そんなことを父からまったく聞かされていなかった佳代さんはびっくりしましたが、お坊さんは「お嬢さん、こんなにご立派になられて。お父様もご安心でしょう」と、18歳から会っていない佳代さんのことも覚えている様子。

父は先日亡くなったこと、葬儀を家族だけであげたこと、連絡先がわからず葬儀社の手配したお坊さんに読経と戒名授与をお願いしたことなどを伝えると、お坊さんは父の遺骨に向かって読経したあと、法話を始めました。

「父は仏の教えをとても忠実に守る人だった」「お坊さんのもとをたびたび訪れてはさまざまなお話を重ね、豊かに過ごしていた」など、佳代さんの知らない父の姿が次々と語られます。
そして、お坊さんは「次のお宅に回るので…」と自身の連絡先を置いて帰っていきました。

お坊さん

いいお話を聞けてホッとした佳代さんは、葬儀の際に包んだ30万円のことを思い出しました。

父のことをよく知るあのお坊さんであれば、もちろん遅刻はしないでしょうし、きっと父に相応しい戒名を授けてくれたはず。あの方にこそ30万円をお包みしたかった…。

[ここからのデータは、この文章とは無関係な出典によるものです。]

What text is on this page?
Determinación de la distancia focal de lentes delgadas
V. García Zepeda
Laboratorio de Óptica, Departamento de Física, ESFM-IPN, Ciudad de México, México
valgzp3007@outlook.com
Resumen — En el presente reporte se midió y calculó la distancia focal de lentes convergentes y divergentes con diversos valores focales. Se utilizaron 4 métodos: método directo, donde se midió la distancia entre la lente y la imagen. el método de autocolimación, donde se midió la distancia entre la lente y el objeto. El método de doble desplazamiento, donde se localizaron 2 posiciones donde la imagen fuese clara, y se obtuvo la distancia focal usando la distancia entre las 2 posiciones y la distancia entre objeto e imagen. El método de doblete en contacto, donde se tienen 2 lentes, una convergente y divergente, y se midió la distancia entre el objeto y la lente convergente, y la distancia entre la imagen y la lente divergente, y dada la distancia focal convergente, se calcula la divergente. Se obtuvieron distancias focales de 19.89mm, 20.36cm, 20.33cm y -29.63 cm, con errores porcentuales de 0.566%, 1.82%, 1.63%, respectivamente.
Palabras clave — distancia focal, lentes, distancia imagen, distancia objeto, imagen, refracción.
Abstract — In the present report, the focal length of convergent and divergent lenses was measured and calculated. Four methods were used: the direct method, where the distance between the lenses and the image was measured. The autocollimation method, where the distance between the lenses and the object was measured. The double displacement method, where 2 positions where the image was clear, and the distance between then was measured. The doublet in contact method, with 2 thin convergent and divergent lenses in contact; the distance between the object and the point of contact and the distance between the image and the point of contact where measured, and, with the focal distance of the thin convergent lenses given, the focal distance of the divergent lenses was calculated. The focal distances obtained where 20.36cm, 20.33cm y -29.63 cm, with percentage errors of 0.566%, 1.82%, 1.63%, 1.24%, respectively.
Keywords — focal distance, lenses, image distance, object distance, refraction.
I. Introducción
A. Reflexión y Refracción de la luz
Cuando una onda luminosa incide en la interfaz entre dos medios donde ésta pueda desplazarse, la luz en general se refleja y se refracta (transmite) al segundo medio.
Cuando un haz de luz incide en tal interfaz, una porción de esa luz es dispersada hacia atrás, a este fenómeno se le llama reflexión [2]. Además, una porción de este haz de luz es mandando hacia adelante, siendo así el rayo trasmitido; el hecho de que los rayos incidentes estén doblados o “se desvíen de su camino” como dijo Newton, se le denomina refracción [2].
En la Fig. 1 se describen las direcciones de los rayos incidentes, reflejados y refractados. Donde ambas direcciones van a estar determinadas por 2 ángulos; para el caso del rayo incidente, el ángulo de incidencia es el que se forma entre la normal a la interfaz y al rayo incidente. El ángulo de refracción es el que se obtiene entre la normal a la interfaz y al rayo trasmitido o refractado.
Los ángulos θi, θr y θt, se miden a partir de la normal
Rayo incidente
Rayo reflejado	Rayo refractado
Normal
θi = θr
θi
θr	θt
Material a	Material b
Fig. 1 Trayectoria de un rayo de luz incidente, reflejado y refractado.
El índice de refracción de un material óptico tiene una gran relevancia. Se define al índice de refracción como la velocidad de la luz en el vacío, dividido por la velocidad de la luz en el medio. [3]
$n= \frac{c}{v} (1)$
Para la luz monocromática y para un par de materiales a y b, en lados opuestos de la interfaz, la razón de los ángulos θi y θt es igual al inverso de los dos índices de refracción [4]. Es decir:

その後もふとした瞬間に思い出しては、複雑な気持ちになる佳代さんです。

葬儀や法事のときにしか会う機会がないお坊さん。でも、必要なときは急に来ます

佳代さんのお話、いかがだったでしょうか。
家族の不幸は突然訪れるもの。また、実家での仏事から長く離れたことで、実際に法事を執り行う必要が発生したときに、手続きや作法がわからなくなるケースはだれにでも起こり得ます。

法要をお坊さんにお願いしたい場合、だれに、どのように頼めばよいのでしょうか。

1.普段から家族と仏事に関する相談をしておこう

地方在住の年配の方を中心に、お寺との縁を深く保っている方はまだまだ多くいます。
「お葬式はこの方に」と決めている場合もありますので、ご両親やご自身の関係を確認し、共有することを心がけてみましょう。

2.宗教者の方と普段から仲よく

もしお坊さんや牧師さんなど宗教者の方と接する機会がある場合、連絡先を交換しておくことで、いざというときに相談させてもらえるかもしれません。

3.僧侶を手配してくれるサービスも

「法要をお願いしたいが、お坊さんにツテがない…」という人には、僧侶手配サービスも。

家族で集まる機会の多いお盆の時期は、ぜひ思い出話などをしながら故人を偲びたいもの。お坊さんは、家族と故人をつないでくれる大事な役割を担っています。
お坊さんの法話を聞きながら故人との距離を見つめ、家族と思いを共有してみませんか?